Entrevista:O Estado inteligente

quarta-feira, julho 11, 2007

A UNE em estado de alienação



Editorial
O Estado de S. Paulo
11/7/2007

No comando da União Nacional dos Estudantes (UNE) há uma geração, o PC do B tornou a liderar a chapa vitoriosa na nova eleição da entidade, domingo, em Brasília. Conduzida pela militante gaúcha Lúcia Stumpf, 25 anos, aluna de uma faculdade particular de jornalismo em São Paulo, a fronda oficial recebeu 72% dos votos de 2.700 delegados. A sua composição espelha o núcleo da base parlamentar governista, embora com pesos diferentes e, naturalmente, sem a participação de representantes dos partidos de direita que engrossam o lulismo. A chapa inclui, além dos chamados comunistas, representantes do PT (devidamente fragmentados em tendências), PMDB e PSB. A eleição foi o ponto culminante do 50º Congresso da UNE em 70 anos de uma existência que já conheceu dias melhores, na legalidade ou na clandestinidade.

Afinal, a primeira bandeira da organização nascida sob o signo do pluralismo, sob o Estado Novo de Vargas, foi a do envio de tropas brasileiras para lutar contra o nazi-fascismo na Europa, com o qual o ditador flertara antes que ficasse clara a direção dos ventos da conflagração mundial. Dizimada pelo regime militar de 1964 e reconstruída em 1979, de novo se alinhou na vanguarda do combate democrático, encarnado, dessa vez, no movimento das Diretas-Já.

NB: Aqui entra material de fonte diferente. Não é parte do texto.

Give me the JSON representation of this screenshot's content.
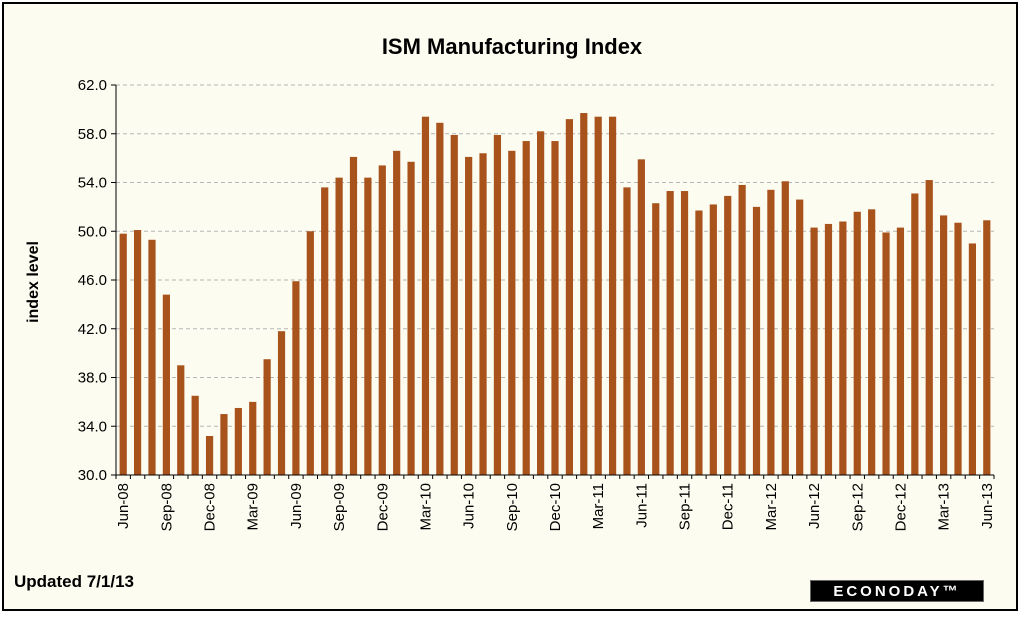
{
  "chart_data": {
    "type": "bar",
    "title": "ISM Manufacturing Index",
    "xlabel": "",
    "ylabel": "index level",
    "ylim": [
      30,
      62
    ],
    "yticks": [
      "30.0",
      "34.0",
      "38.0",
      "42.0",
      "46.0",
      "50.0",
      "54.0",
      "58.0",
      "62.0"
    ],
    "grid": "horizontal dashed",
    "bar_color": "#a8521c",
    "categories": [
      "Jun-08",
      "Jul-08",
      "Aug-08",
      "Sep-08",
      "Oct-08",
      "Nov-08",
      "Dec-08",
      "Jan-09",
      "Feb-09",
      "Mar-09",
      "Apr-09",
      "May-09",
      "Jun-09",
      "Jul-09",
      "Aug-09",
      "Sep-09",
      "Oct-09",
      "Nov-09",
      "Dec-09",
      "Jan-10",
      "Feb-10",
      "Mar-10",
      "Apr-10",
      "May-10",
      "Jun-10",
      "Jul-10",
      "Aug-10",
      "Sep-10",
      "Oct-10",
      "Nov-10",
      "Dec-10",
      "Jan-11",
      "Feb-11",
      "Mar-11",
      "Apr-11",
      "May-11",
      "Jun-11",
      "Jul-11",
      "Aug-11",
      "Sep-11",
      "Oct-11",
      "Nov-11",
      "Dec-11",
      "Jan-12",
      "Feb-12",
      "Mar-12",
      "Apr-12",
      "May-12",
      "Jun-12",
      "Jul-12",
      "Aug-12",
      "Sep-12",
      "Oct-12",
      "Nov-12",
      "Dec-12",
      "Jan-13",
      "Feb-13",
      "Mar-13",
      "Apr-13",
      "May-13",
      "Jun-13"
    ],
    "tick_labels": [
      {
        "index": 0,
        "label": "Jun-08"
      },
      {
        "index": 3,
        "label": "Sep-08"
      },
      {
        "index": 6,
        "label": "Dec-08"
      },
      {
        "index": 9,
        "label": "Mar-09"
      },
      {
        "index": 12,
        "label": "Jun-09"
      },
      {
        "index": 15,
        "label": "Sep-09"
      },
      {
        "index": 18,
        "label": "Dec-09"
      },
      {
        "index": 21,
        "label": "Mar-10"
      },
      {
        "index": 24,
        "label": "Jun-10"
      },
      {
        "index": 27,
        "label": "Sep-10"
      },
      {
        "index": 30,
        "label": "Dec-10"
      },
      {
        "index": 33,
        "label": "Mar-11"
      },
      {
        "index": 36,
        "label": "Jun-11"
      },
      {
        "index": 39,
        "label": "Sep-11"
      },
      {
        "index": 42,
        "label": "Dec-11"
      },
      {
        "index": 45,
        "label": "Mar-12"
      },
      {
        "index": 48,
        "label": "Jun-12"
      },
      {
        "index": 51,
        "label": "Sep-12"
      },
      {
        "index": 54,
        "label": "Dec-12"
      },
      {
        "index": 57,
        "label": "Mar-13"
      },
      {
        "index": 60,
        "label": "Jun-13"
      }
    ],
    "values": [
      49.8,
      50.1,
      49.3,
      44.8,
      39.0,
      36.5,
      33.2,
      35.0,
      35.5,
      36.0,
      39.5,
      41.8,
      45.9,
      50.0,
      53.6,
      54.4,
      56.1,
      54.4,
      55.4,
      56.6,
      55.7,
      59.4,
      58.9,
      57.9,
      56.1,
      56.4,
      57.9,
      56.6,
      57.4,
      58.2,
      57.4,
      59.2,
      59.7,
      59.4,
      59.4,
      53.6,
      55.9,
      52.3,
      53.3,
      53.3,
      51.7,
      52.2,
      52.9,
      53.8,
      52.0,
      53.4,
      54.1,
      52.6,
      50.3,
      50.6,
      50.8,
      51.6,
      51.8,
      49.9,
      50.3,
      53.1,
      54.2,
      51.3,
      50.7,
      49.0,
      50.9
    ]
  },
  "footer": {
    "updated": "Updated 7/1/13",
    "logo": "ECONODAY™"
  }
}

Hoje, o seu principal estandarte é a demanda pela decapitação do presidente do Banco Central, Henrique Meirelles. (Antes o vendilhão da Pátria era Palocci, quando o então ministro da Fazenda personificava a continuidade da política econômica “neoliberal” de Fernando Henrique.) O supra-sumo da falta de caráter político dos congressistas da UNE foi poupar o presidente Lula enquanto demoliam o modelo que ele não se cansa de louvar.

Dificilmente se encontrará, hoje em dia, nos países livres, uma associação que se pretenda representativa da população universitária e seja tão submissa a um chefe de governo, tão pelega como esta peculiar organização de jovens destituídos de espinha dorsal. Deles se pode dizer que, se são loucos, não rasgam nota de mil. No mais, o furor de suas divergências, quando existem, lembra a arguta observação de que, em qualquer instituição, as disputas tendem a se radicalizar tanto mais quanto menor for a relevância do que, a rigor, está em jogo. O que a UNE apóia ou condena não faz a menor diferença para a imensa maioria dos seus supostos representados, que dirá da sociedade em geral. O congresso da entidade, aliás, ignorou o fato mais importante do ano até aqui no setor - a ocupação, durante 50 dias, do prédio da Reitoria da Universidade de São Paulo (USP), iniciada e mantida à revelia do PC do B.

A falta de representatividade da UNE foi indiretamente admitida pelo antecessor da recém-eleita presidente Lúcia Stumpf, o seu correligionário Gustavo Petta. Ele atribuiu a retórica radical que predominava no congresso ao fato de ser muito jovem a grande maioria dos participantes, alunos do 1º e do 2º ano das faculdades. “O pessoal mais adiantado”, comparou, “é absorvido pela lógica do mercado.” Ou seja, não está nem aí para as proclamações ou conclamações da militância.

Ainda assim, elas merecem registro, como sintomas de uma mentalidade debilitada pelo uso abusivo de teorias conspiratórias - nenhuma delas mais entusiasticamente acolhida do que a dos intentos antinacionais e antipopulares da “mídia burguesa”. Nesse palco, em que a indigência se estendia até onde a vista alcançasse, ouviu-se que a imprensa fabrica escândalos para solapar o governo Lula e “combater o avanço do socialismo”.

Já não se trata só do fartamente demonstrado esquema do mensalão. Do complô da mídia faz parte a invenção de outras falsidades como seriam o escândalo dos sanguessugas - que envolveu políticos das mais diversas legendas -, a investigação das nebulosas movimentações financeiras que assombram o presidente do Senado, Renan Calheiros, e as incontestáveis revelações que levaram o seu colega de PMDB Joaquim Roriz à renúncia para impedir o processo contra ele no Conselho de Ética da Casa, por quebra de decoro parlamentar. Quando acusações dessa espécie à imprensa reverberam no plenário da UNE é porque se está ali em pleno território da patologia que em outros tempos era conhecida como alienação - só que no sentido clínico do termo.